Grahamstown looks set to keep the High Court, after a two-year battle against a proposal to move the Eastern Cape High Court to Bhisho united the city, with local government, schools, lawyers, NGOs and 10 000 signatories to a petition from various communities protesting the move.
Grahamstown looks set to keep the High Court, after a two-year battle against a proposal to move the Eastern Cape High Court to Bhisho united the city, with local government, schools, lawyers, NGOs and 10 000 signatories to a petition from various communities protesting the move.
“Just about every dimension of Grahamstown was behind this,” said Dr Sizwe Mabizela, Deputy Vice Chancellor of Rhodes University, at a Grahamstown High Court Action Committee press conference yesterday morning. Mabizela is chairman of the action committee.
At issue was the Superior Courts Bill which, if passed, would have made Bhisho the seat of the Eastern Cape High Court. At the press conference, the action committee announced that a revised version of the bill, which says the seat of the Eastern Cape High Court is Grahamstown, had been sent to Parliament’s
portfolio committee on Justice.
While the bill has yet to be passed as law, the action committee believes there’s plenty to celebrate.
Mabizela said the proposed move had united Grahamstown across party and racial lines. “It really was something wonderful to observe; just about every dimension of Grahamstown was behind this.”
He called it a victory for the power of constitutionalisation when members of the public put their views across to a democratic government that actually listened. He said a personal representation by Anglican Archbishop Thabo Makgoba to justice minister Jeff Radebe in December had appeared to swing the minister’s mind about the matter.

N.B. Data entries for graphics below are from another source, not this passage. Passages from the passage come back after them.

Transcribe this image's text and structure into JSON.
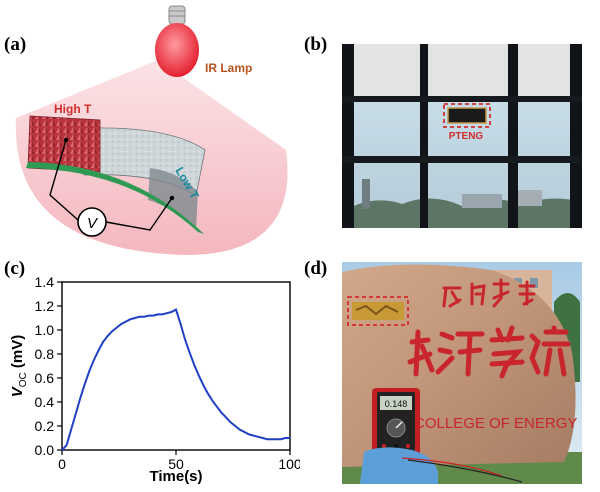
{
  "panels": {
    "a": {
      "label": "(a)",
      "ir_lamp": "IR Lamp",
      "high_t": "High T",
      "low_t": "Low T",
      "voltmeter": "V"
    },
    "b": {
      "label": "(b)",
      "device": "PTENG"
    },
    "c": {
      "label": "(c)"
    },
    "d": {
      "label": "(d)",
      "sign_text": "COLLEGE OF ENERGY",
      "meter_reading": "0.148"
    }
  },
  "colors": {
    "accent_red": "#d22c2c",
    "lamp_label": "#b8541e",
    "low_t_label": "#1a8aa0",
    "curve": "#1f3fc4"
  },
  "chart_data": {
    "type": "line",
    "title": "",
    "xlabel": "Time(s)",
    "ylabel": "V",
    "ylabel_sub": "OC",
    "ylabel_unit": "(mV)",
    "xlim": [
      0,
      100
    ],
    "ylim": [
      0,
      1.4
    ],
    "xticks": [
      0,
      50,
      100
    ],
    "yticks": [
      0.0,
      0.2,
      0.4,
      0.6,
      0.8,
      1.0,
      1.2,
      1.4
    ],
    "grid": false,
    "series": [
      {
        "name": "",
        "x": [
          0,
          2,
          4,
          6,
          8,
          10,
          12,
          14,
          16,
          18,
          20,
          22,
          24,
          26,
          28,
          30,
          32,
          34,
          36,
          38,
          40,
          42,
          44,
          46,
          48,
          50,
          52,
          54,
          56,
          58,
          60,
          62,
          64,
          66,
          68,
          70,
          72,
          74,
          76,
          78,
          80,
          82,
          84,
          86,
          88,
          90,
          92,
          94,
          96,
          98,
          100
        ],
        "y": [
          0.0,
          0.04,
          0.17,
          0.3,
          0.43,
          0.55,
          0.66,
          0.75,
          0.83,
          0.9,
          0.95,
          0.99,
          1.02,
          1.05,
          1.07,
          1.09,
          1.1,
          1.11,
          1.11,
          1.12,
          1.12,
          1.13,
          1.13,
          1.14,
          1.15,
          1.17,
          1.05,
          0.92,
          0.81,
          0.71,
          0.62,
          0.54,
          0.47,
          0.41,
          0.36,
          0.31,
          0.27,
          0.23,
          0.2,
          0.17,
          0.15,
          0.13,
          0.12,
          0.11,
          0.1,
          0.09,
          0.09,
          0.09,
          0.09,
          0.1,
          0.1
        ]
      }
    ]
  }
}
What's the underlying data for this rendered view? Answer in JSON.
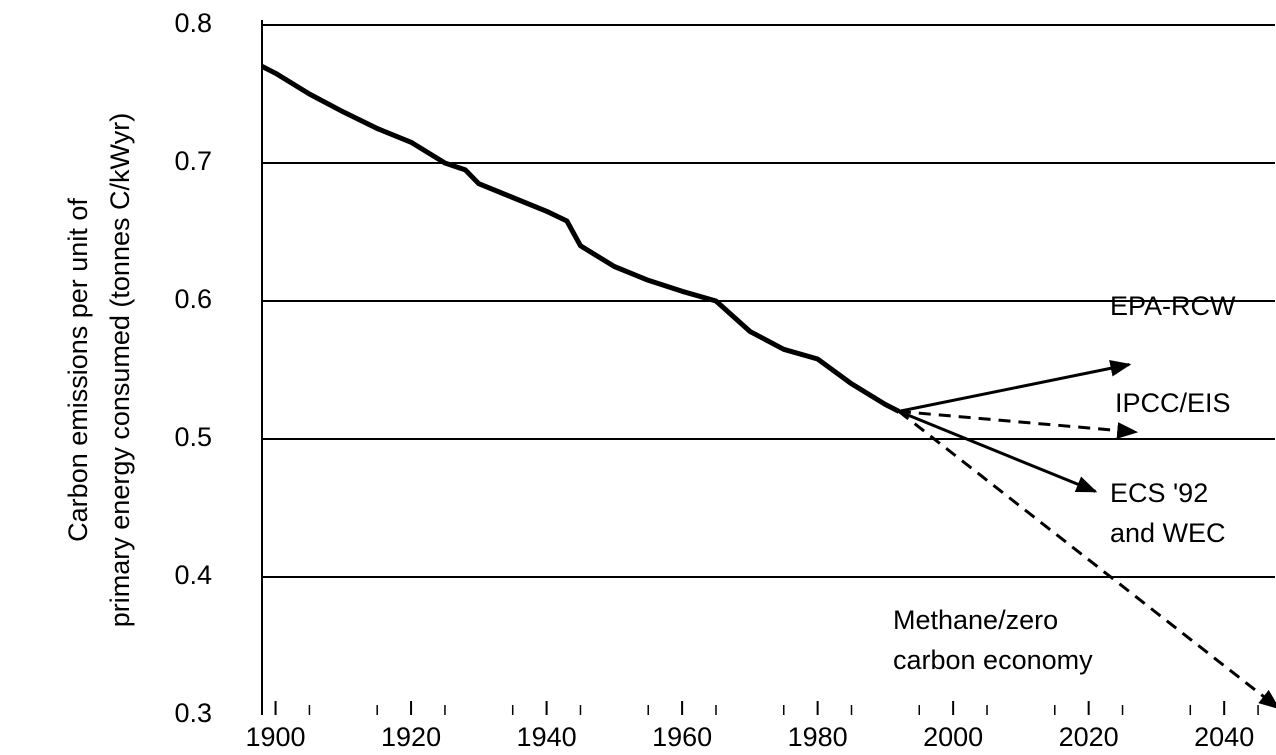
{
  "chart_data": {
    "type": "line",
    "y_label": [
      "Carbon emissions per unit of",
      "primary energy consumed (tonnes C/kWyr)"
    ],
    "xlim": [
      1898,
      2047.5
    ],
    "ylim": [
      0.3,
      0.8
    ],
    "xticks": [
      1900,
      1920,
      1940,
      1960,
      1980,
      2000,
      2020,
      2040
    ],
    "minor_xticks": [
      1905,
      1915,
      1925,
      1935,
      1945,
      1955,
      1965,
      1975,
      1985,
      1995,
      2005,
      2015,
      2025,
      2035,
      2045
    ],
    "yticks": [
      0.3,
      0.4,
      0.5,
      0.6,
      0.7,
      0.8
    ],
    "grid": true,
    "color": "#000000",
    "series": [
      {
        "x": [
          1898,
          1900,
          1905,
          1910,
          1915,
          1920,
          1925,
          1928,
          1930,
          1935,
          1940,
          1943,
          1945,
          1950,
          1955,
          1960,
          1965,
          1970,
          1975,
          1980,
          1985,
          1990,
          1992
        ],
        "values": [
          0.77,
          0.765,
          0.75,
          0.737,
          0.725,
          0.715,
          0.7,
          0.695,
          0.685,
          0.675,
          0.665,
          0.658,
          0.64,
          0.625,
          0.615,
          0.607,
          0.6,
          0.578,
          0.565,
          0.558,
          0.54,
          0.525,
          0.52
        ],
        "dashed": false,
        "arrow": false
      },
      {
        "label": [
          "EPA-RCW"
        ],
        "x": [
          1992,
          2026
        ],
        "values": [
          0.52,
          0.554
        ],
        "dashed": false,
        "arrow": true
      },
      {
        "label": [
          "IPCC/EIS"
        ],
        "x": [
          1992,
          2027
        ],
        "values": [
          0.52,
          0.505
        ],
        "dashed": true,
        "arrow": true
      },
      {
        "label": [
          "ECS '92",
          "and WEC"
        ],
        "x": [
          1992,
          2021
        ],
        "values": [
          0.52,
          0.462
        ],
        "dashed": false,
        "arrow": true
      },
      {
        "label": [
          "Methane/zero",
          "carbon economy"
        ],
        "x": [
          1992,
          2048
        ],
        "values": [
          0.52,
          0.305
        ],
        "dashed": true,
        "arrow": true
      }
    ]
  }
}
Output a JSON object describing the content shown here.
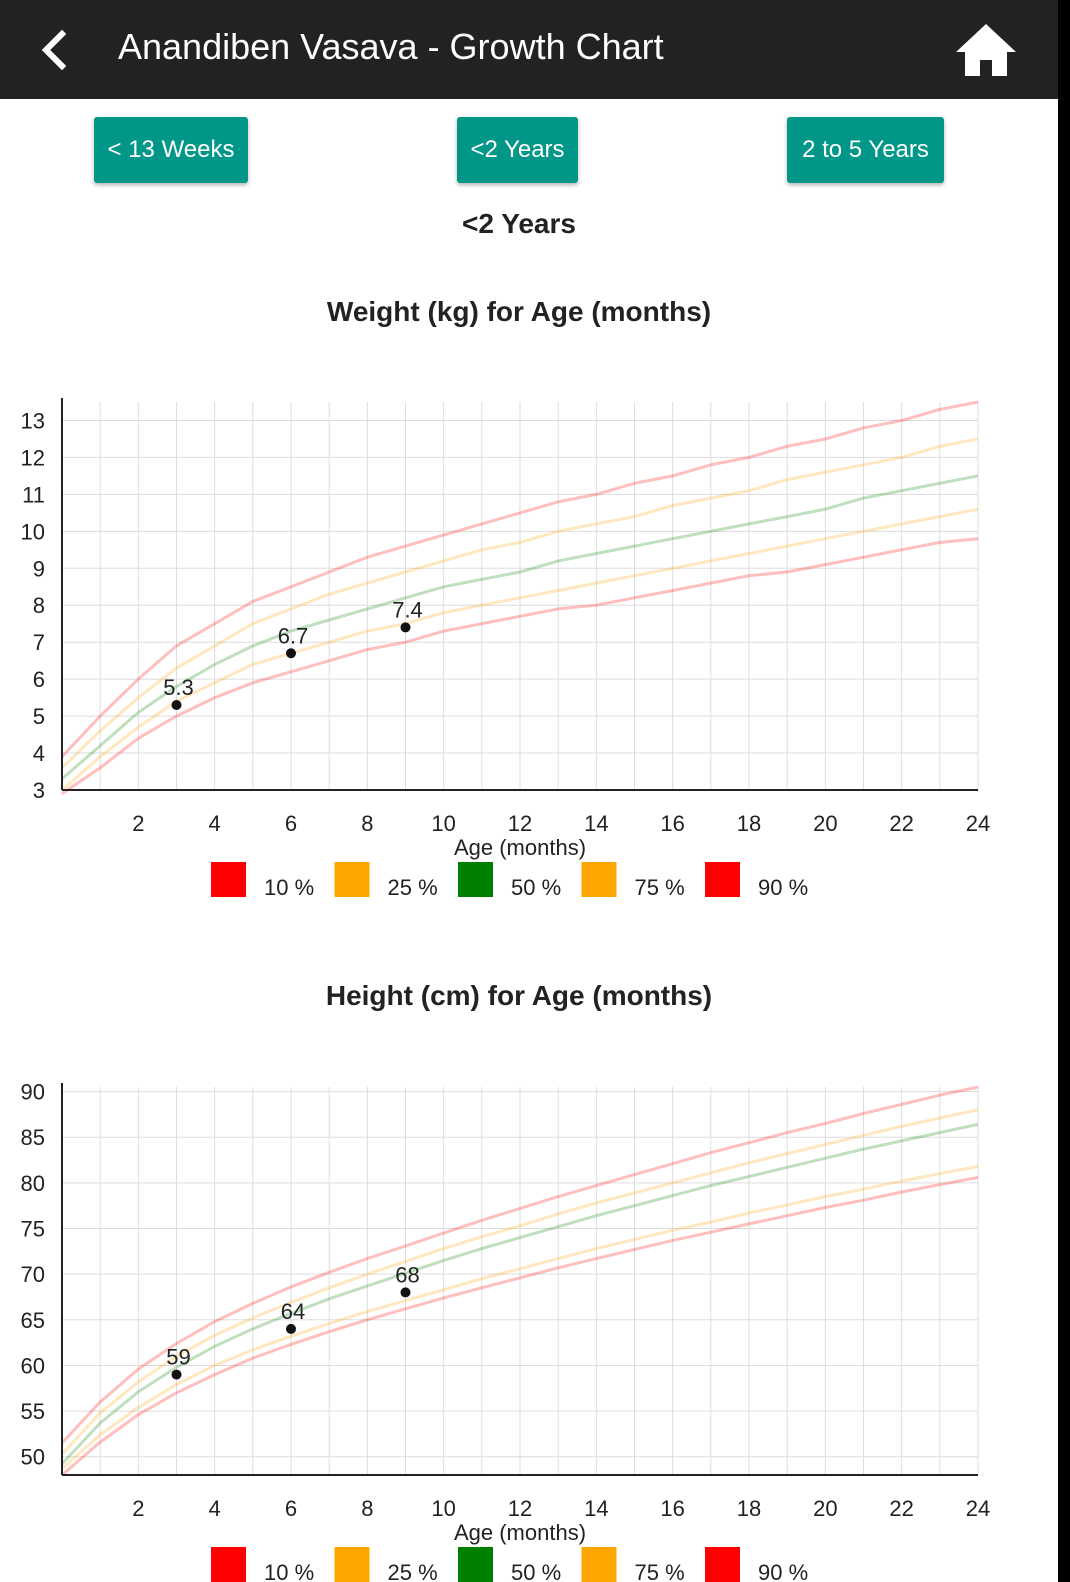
{
  "header": {
    "title": "Anandiben Vasava - Growth Chart",
    "back_icon": "chevron-left-icon",
    "home_icon": "home-icon",
    "background_color": "#222222"
  },
  "range_buttons": [
    {
      "label": "< 13 Weeks"
    },
    {
      "label": "<2 Years"
    },
    {
      "label": "2 to 5 Years"
    }
  ],
  "accent_color": "#009688",
  "range_title": "<2 Years",
  "chart_data": [
    {
      "type": "line",
      "title": "Weight (kg) for Age (months)",
      "xlabel": "Age (months)",
      "ylabel": "",
      "xlim": [
        0,
        24
      ],
      "ylim": [
        3,
        13.5
      ],
      "x_ticks": [
        2,
        4,
        6,
        8,
        10,
        12,
        14,
        16,
        18,
        20,
        22,
        24
      ],
      "y_ticks": [
        3,
        4,
        5,
        6,
        7,
        8,
        9,
        10,
        11,
        12,
        13
      ],
      "grid": true,
      "legend_position": "bottom",
      "x": [
        0,
        1,
        2,
        3,
        4,
        5,
        6,
        7,
        8,
        9,
        10,
        11,
        12,
        13,
        14,
        15,
        16,
        17,
        18,
        19,
        20,
        21,
        22,
        23,
        24
      ],
      "series": [
        {
          "name": "10 %",
          "color": "#ff0000",
          "values": [
            2.9,
            3.6,
            4.4,
            5.0,
            5.5,
            5.9,
            6.2,
            6.5,
            6.8,
            7.0,
            7.3,
            7.5,
            7.7,
            7.9,
            8.0,
            8.2,
            8.4,
            8.6,
            8.8,
            8.9,
            9.1,
            9.3,
            9.5,
            9.7,
            9.8
          ]
        },
        {
          "name": "25 %",
          "color": "#ffa500",
          "values": [
            3.0,
            3.9,
            4.7,
            5.4,
            5.9,
            6.4,
            6.7,
            7.0,
            7.3,
            7.5,
            7.8,
            8.0,
            8.2,
            8.4,
            8.6,
            8.8,
            9.0,
            9.2,
            9.4,
            9.6,
            9.8,
            10.0,
            10.2,
            10.4,
            10.6
          ]
        },
        {
          "name": "50 %",
          "color": "#008000",
          "values": [
            3.3,
            4.2,
            5.1,
            5.8,
            6.4,
            6.9,
            7.3,
            7.6,
            7.9,
            8.2,
            8.5,
            8.7,
            8.9,
            9.2,
            9.4,
            9.6,
            9.8,
            10.0,
            10.2,
            10.4,
            10.6,
            10.9,
            11.1,
            11.3,
            11.5
          ]
        },
        {
          "name": "75 %",
          "color": "#ffa500",
          "values": [
            3.6,
            4.6,
            5.5,
            6.3,
            6.9,
            7.5,
            7.9,
            8.3,
            8.6,
            8.9,
            9.2,
            9.5,
            9.7,
            10.0,
            10.2,
            10.4,
            10.7,
            10.9,
            11.1,
            11.4,
            11.6,
            11.8,
            12.0,
            12.3,
            12.5
          ]
        },
        {
          "name": "90 %",
          "color": "#ff0000",
          "values": [
            3.9,
            5.0,
            6.0,
            6.9,
            7.5,
            8.1,
            8.5,
            8.9,
            9.3,
            9.6,
            9.9,
            10.2,
            10.5,
            10.8,
            11.0,
            11.3,
            11.5,
            11.8,
            12.0,
            12.3,
            12.5,
            12.8,
            13.0,
            13.3,
            13.5
          ]
        }
      ],
      "points": [
        {
          "x": 3,
          "y": 5.3,
          "label": "5.3"
        },
        {
          "x": 6,
          "y": 6.7,
          "label": "6.7"
        },
        {
          "x": 9,
          "y": 7.4,
          "label": "7.4"
        }
      ]
    },
    {
      "type": "line",
      "title": "Height (cm) for Age (months)",
      "xlabel": "Age (months)",
      "ylabel": "",
      "xlim": [
        0,
        24
      ],
      "ylim": [
        48,
        90.5
      ],
      "x_ticks": [
        2,
        4,
        6,
        8,
        10,
        12,
        14,
        16,
        18,
        20,
        22,
        24
      ],
      "y_ticks": [
        50,
        55,
        60,
        65,
        70,
        75,
        80,
        85,
        90
      ],
      "grid": true,
      "legend_position": "bottom",
      "x": [
        0,
        1,
        2,
        3,
        4,
        5,
        6,
        7,
        8,
        9,
        10,
        11,
        12,
        13,
        14,
        15,
        16,
        17,
        18,
        19,
        20,
        21,
        22,
        23,
        24
      ],
      "series": [
        {
          "name": "10 %",
          "color": "#ff0000",
          "values": [
            48.0,
            51.6,
            54.6,
            57.0,
            59.0,
            60.8,
            62.3,
            63.7,
            65.0,
            66.2,
            67.4,
            68.5,
            69.6,
            70.7,
            71.7,
            72.7,
            73.7,
            74.6,
            75.5,
            76.4,
            77.3,
            78.1,
            79.0,
            79.8,
            80.6
          ]
        },
        {
          "name": "25 %",
          "color": "#ffa500",
          "values": [
            48.7,
            52.4,
            55.4,
            57.9,
            60.0,
            61.7,
            63.2,
            64.6,
            65.9,
            67.1,
            68.3,
            69.5,
            70.6,
            71.7,
            72.8,
            73.8,
            74.8,
            75.7,
            76.7,
            77.6,
            78.5,
            79.3,
            80.2,
            81.0,
            81.8
          ]
        },
        {
          "name": "50 %",
          "color": "#008000",
          "values": [
            49.2,
            53.7,
            57.1,
            59.8,
            62.1,
            64.0,
            65.7,
            67.3,
            68.7,
            70.1,
            71.5,
            72.8,
            74.0,
            75.2,
            76.4,
            77.5,
            78.6,
            79.7,
            80.7,
            81.7,
            82.7,
            83.7,
            84.6,
            85.5,
            86.4
          ]
        },
        {
          "name": "75 %",
          "color": "#ffa500",
          "values": [
            50.3,
            54.8,
            58.2,
            61.0,
            63.3,
            65.2,
            66.9,
            68.5,
            70.0,
            71.4,
            72.8,
            74.1,
            75.3,
            76.6,
            77.8,
            78.9,
            80.0,
            81.1,
            82.2,
            83.2,
            84.2,
            85.2,
            86.2,
            87.1,
            88.0
          ]
        },
        {
          "name": "90 %",
          "color": "#ff0000",
          "values": [
            51.5,
            56.0,
            59.6,
            62.4,
            64.8,
            66.8,
            68.6,
            70.2,
            71.7,
            73.1,
            74.5,
            75.9,
            77.2,
            78.5,
            79.7,
            80.9,
            82.1,
            83.3,
            84.4,
            85.5,
            86.5,
            87.6,
            88.6,
            89.6,
            90.5
          ]
        }
      ],
      "points": [
        {
          "x": 3,
          "y": 59,
          "label": "59"
        },
        {
          "x": 6,
          "y": 64,
          "label": "64"
        },
        {
          "x": 9,
          "y": 68,
          "label": "68"
        }
      ]
    }
  ]
}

The minister had been open to discussing the high court issue and had listened intently. “He wanted to understand,” the archbishop had told Mabizela.
Advocate Brin Brody, also a member of the action committee, thanked the Minister of Justice, Mabizela, committee member Margie Keeton, and the archbishop. “The legal profession is highly grateful to them, they saved Grahamstown,” Brody said.
Mabizela thanked the media for educating the general public about the possible consequences of the proposed Bhisho move “and illustrating how disastrous it would have been. “The media played a vitally important role,” Mabizela said.
“I don’t think there will be any future intention of moving the High Court from Grahamstown.” Committee member, Margie Keeton, cited the outcome of the proposed bill, as “evidence that the government can listen, hear, and change its mind”.
In a previous press statement, the Grahamstown Attorneys Association wrote that it would have cost taxpayers between R300 million and R400 million to relocate and rebuild the courts. It also said Grahamstown’s loss would not really benefit Bhisho, as many of the people working in Bhisho lived in East
London anyway.
The campaign to keep the high court in Grahamstown began in April 2009. Campaigners argued that the shift would have resulted in a general degradation of the Grahamstown economy because of job losses and the exodus of professionals linked to the court. Even tourism would have been affected, because of
the court’s unique historical interest, they argued.